Modulation of Ca V 2.1 Channels by the Neuronal Calcium-Binding Protein Visinin-Like Protein-2

Ca V 2.1 channels conduct P/Q-type Ca 2+ currents that are modulated by calmodulin (CaM) and the structurally related Ca 2+ -binding protein 1 (CaBP1). Visinin-like protein-2 (VILIP-2) is a CaM-related Ca 2+ -binding protein expressed in the neocortex and hippocampus. Coexpression of Ca V 2.1 and VILIP-2 in tsA-201 cells resulted in Ca 2+ channel modulation distinct from CaM and CaBP1. Ca V 2.1 channels with β 2a subunits undergo Ca 2+ -dependent facilitation and inactivation attributable to association of endogenous Ca 2+ /CaM. VILIP-2 coexpression does not alter facilitation measured in paired-pulse experiments but slows the rate of inactivation to that seen without Ca 2+ /CaM binding and reduces inactivation of Ca 2+ currents during trains of repetitive depolarizations.
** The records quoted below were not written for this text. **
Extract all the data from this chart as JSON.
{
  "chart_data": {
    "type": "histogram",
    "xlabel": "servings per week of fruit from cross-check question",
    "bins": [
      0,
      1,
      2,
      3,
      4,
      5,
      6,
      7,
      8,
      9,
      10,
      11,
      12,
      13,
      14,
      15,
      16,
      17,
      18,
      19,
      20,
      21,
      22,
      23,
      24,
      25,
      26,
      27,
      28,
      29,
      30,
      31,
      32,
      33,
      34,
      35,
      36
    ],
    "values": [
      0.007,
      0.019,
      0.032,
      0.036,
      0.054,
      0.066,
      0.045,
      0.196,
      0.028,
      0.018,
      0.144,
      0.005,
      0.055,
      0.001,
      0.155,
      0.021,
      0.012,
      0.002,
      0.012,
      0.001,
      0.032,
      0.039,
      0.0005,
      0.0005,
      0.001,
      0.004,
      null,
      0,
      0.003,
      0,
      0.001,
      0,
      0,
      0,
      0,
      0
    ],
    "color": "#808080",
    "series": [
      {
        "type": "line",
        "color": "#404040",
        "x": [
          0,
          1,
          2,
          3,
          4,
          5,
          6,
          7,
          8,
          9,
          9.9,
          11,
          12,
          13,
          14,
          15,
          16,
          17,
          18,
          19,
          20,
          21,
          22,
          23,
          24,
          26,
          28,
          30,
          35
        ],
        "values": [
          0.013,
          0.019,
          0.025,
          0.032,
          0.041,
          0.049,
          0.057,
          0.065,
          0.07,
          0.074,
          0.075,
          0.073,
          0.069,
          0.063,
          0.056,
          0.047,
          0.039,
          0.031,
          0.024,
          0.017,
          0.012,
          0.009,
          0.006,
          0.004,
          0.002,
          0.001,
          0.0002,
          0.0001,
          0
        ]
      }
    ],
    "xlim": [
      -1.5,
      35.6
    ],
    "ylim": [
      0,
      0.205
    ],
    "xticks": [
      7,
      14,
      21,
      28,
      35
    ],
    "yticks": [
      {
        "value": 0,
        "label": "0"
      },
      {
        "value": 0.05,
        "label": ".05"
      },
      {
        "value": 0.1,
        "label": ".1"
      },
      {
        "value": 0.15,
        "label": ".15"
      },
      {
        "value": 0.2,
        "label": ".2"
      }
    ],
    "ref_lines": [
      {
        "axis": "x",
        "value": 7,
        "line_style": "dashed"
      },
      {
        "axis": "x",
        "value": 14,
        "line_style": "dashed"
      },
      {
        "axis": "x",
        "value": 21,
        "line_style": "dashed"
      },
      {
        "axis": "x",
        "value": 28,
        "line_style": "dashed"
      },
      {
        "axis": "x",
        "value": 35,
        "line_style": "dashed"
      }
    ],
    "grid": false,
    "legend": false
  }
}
Ca V 2.1 channels with β 1b subunits have rapid voltage-dependent inactivation, and VILIP-2 has no effect on the rate of inactivation or facilitation of the Ca 2+ current. In contrast, when Ba 2+ replaces Ca 2+ as the charge carrier, VILIP-2 slows inactivation. The effects of VILIP-2 are prevented by deletion of the CaM-binding domain (CBD) in the C terminus of Ca V 2.1 channels. However, both the CBD and an upstream IQ-like domain must be deleted to prevent VILIP-2 binding. Our results indicate that VILIP-2 binds to the CBD and IQ-like domains of Ca V 2.1 channels like CaM but slows inactivation, which enhances facilitation of Ca V 2.1 channels during extended trains of stimuli. Comparison of VILIP-2 effects with those of CaBP1 indicates striking differences in modulation of both facilitation and inactivation. Differential regulation of Ca V 2.1 channels by CaM, VILIP-2, CaBP1, and other neurospecific Ca 2+ -binding proteins is a potentially important determinant of Ca 2+ entry in neurotransmission.